Imagine o repertório do primeiro catálogo de uma das primeiras gravadoras
existentes no Brasil. Coisa simples, modesta, pouco variada? Não é o que mostra
a lista: em 1902, a Casa Edison apresentou ao público uma coleção com 50
modinhas, 81 cançonetas e lundus, 14 discursos, seis duetos, quatro marchas,
sete dobrados, nove valsas, 16 polcas, cinco tangos e cinco maxixes.
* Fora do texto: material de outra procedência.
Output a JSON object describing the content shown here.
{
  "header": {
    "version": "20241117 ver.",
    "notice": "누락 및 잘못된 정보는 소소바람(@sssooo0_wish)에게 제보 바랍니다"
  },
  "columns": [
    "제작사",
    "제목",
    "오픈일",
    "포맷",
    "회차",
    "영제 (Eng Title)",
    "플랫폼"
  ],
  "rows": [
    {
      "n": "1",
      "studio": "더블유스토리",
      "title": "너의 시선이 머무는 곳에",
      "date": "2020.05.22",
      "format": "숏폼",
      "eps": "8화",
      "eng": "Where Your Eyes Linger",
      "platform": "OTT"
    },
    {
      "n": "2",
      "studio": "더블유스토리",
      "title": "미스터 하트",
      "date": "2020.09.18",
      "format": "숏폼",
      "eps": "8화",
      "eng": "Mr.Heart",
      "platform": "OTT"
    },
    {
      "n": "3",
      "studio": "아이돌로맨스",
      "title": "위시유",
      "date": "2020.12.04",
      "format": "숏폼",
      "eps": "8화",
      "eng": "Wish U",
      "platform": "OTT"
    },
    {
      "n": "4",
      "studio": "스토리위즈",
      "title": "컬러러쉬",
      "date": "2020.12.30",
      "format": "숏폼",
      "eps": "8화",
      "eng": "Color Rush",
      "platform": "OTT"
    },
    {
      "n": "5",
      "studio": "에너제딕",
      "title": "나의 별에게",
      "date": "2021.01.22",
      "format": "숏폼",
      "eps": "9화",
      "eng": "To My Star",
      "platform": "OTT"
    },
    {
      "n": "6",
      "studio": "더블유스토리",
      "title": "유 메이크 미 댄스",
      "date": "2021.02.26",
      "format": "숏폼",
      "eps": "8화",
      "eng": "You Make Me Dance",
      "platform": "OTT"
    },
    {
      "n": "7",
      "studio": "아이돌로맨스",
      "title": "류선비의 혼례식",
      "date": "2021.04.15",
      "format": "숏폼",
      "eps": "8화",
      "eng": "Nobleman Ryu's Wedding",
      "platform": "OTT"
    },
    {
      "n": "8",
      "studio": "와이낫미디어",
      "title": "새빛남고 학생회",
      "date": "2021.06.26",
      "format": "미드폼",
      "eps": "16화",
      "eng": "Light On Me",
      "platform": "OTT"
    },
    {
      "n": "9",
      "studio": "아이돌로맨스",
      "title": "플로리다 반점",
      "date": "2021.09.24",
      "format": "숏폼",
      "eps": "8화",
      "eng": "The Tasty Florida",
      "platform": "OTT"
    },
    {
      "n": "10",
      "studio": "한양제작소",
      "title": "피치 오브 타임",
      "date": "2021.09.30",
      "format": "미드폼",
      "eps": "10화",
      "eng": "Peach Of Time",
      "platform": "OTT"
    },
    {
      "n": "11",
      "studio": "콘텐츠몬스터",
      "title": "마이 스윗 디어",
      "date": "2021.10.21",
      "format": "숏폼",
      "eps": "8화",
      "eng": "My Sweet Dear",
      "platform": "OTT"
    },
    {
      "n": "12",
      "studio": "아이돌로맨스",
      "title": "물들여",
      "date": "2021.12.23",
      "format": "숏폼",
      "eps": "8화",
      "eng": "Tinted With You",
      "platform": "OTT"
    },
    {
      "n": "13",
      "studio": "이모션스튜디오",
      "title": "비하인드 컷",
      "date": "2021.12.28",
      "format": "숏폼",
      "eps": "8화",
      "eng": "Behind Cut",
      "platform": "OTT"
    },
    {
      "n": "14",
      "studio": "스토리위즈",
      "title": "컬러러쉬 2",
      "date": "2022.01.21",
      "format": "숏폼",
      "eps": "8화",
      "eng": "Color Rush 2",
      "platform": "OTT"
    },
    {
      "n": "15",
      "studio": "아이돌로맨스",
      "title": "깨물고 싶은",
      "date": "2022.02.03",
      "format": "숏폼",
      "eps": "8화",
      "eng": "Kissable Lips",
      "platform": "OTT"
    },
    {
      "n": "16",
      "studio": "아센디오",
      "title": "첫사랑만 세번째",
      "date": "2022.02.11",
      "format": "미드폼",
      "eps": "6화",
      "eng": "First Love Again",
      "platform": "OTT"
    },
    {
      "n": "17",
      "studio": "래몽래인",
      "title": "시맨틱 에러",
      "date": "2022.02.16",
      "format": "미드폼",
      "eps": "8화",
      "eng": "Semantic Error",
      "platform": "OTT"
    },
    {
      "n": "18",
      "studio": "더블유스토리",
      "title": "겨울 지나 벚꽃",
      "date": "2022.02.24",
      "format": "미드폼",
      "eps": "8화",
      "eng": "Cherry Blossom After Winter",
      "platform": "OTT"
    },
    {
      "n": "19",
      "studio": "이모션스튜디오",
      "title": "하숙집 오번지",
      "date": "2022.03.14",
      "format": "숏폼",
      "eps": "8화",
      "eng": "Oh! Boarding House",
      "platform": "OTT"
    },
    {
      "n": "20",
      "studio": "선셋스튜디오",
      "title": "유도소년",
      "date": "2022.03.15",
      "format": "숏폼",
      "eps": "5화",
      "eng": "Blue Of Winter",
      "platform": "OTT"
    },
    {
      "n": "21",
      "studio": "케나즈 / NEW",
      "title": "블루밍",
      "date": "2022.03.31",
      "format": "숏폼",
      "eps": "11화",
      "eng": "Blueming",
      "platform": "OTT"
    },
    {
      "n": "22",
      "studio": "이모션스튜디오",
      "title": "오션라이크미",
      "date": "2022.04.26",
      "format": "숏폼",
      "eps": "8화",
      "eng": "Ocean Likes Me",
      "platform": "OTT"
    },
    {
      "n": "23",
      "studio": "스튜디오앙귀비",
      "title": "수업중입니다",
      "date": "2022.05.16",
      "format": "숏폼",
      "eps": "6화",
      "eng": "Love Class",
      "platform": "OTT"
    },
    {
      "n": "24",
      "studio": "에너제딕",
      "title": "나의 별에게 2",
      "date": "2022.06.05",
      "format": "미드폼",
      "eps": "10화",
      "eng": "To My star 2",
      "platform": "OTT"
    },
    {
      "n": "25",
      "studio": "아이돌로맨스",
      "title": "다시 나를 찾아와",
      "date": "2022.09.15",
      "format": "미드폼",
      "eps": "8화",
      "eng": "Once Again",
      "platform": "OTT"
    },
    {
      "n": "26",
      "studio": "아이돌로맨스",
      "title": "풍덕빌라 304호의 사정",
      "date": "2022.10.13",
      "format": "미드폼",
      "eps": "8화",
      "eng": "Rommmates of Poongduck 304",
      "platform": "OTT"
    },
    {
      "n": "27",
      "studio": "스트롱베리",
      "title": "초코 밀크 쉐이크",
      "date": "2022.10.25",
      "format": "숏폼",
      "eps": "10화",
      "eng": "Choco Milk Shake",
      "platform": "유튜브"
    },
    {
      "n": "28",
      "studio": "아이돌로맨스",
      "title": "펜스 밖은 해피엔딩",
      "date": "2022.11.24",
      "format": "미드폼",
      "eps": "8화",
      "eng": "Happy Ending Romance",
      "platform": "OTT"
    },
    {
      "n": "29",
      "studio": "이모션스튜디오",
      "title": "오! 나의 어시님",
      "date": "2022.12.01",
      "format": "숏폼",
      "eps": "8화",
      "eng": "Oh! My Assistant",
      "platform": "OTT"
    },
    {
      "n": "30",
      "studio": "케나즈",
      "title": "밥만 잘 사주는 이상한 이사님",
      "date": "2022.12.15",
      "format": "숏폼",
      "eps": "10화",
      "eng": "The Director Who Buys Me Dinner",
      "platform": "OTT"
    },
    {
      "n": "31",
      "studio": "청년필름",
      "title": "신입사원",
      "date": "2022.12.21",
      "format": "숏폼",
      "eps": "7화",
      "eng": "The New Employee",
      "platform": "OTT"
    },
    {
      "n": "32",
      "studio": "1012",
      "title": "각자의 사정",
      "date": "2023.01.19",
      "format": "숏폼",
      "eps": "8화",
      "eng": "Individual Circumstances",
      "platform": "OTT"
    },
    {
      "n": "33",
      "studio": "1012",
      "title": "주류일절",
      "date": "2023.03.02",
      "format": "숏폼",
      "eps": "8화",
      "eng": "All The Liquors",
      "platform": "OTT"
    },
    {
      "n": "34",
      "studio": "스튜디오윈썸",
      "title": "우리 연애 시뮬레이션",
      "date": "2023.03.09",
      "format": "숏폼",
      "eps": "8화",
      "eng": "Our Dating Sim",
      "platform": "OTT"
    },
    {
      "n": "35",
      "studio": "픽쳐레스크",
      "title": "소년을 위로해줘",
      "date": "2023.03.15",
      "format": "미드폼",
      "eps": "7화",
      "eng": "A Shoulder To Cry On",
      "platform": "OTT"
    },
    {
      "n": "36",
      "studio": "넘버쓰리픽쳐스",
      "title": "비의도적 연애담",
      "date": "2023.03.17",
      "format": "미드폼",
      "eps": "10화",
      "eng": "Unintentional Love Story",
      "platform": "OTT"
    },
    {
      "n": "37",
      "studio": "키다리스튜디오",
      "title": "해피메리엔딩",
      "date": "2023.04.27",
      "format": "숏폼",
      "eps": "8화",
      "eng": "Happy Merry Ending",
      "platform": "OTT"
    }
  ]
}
A mesma Casa Edison lançou, naquele ano, o primeiro disco gravado no país,
“Isto é bom”, um lundu de Xisto Bahia na voz de Manuel Pedro dos Santos,
conhecido como Baiano – um cantor mulato, ator de teatro de revista e palhaço do
Circo Spinelli. Em 1916, seria a vez de “Pelo telefone”, o primeiro samba
gravado, de autoria de Donga, cantado por Baiano com instrumental da banda da
Casa Edison.
Oficialmente, tudo isso aconteceu nos primeiros tempos do regime republicano.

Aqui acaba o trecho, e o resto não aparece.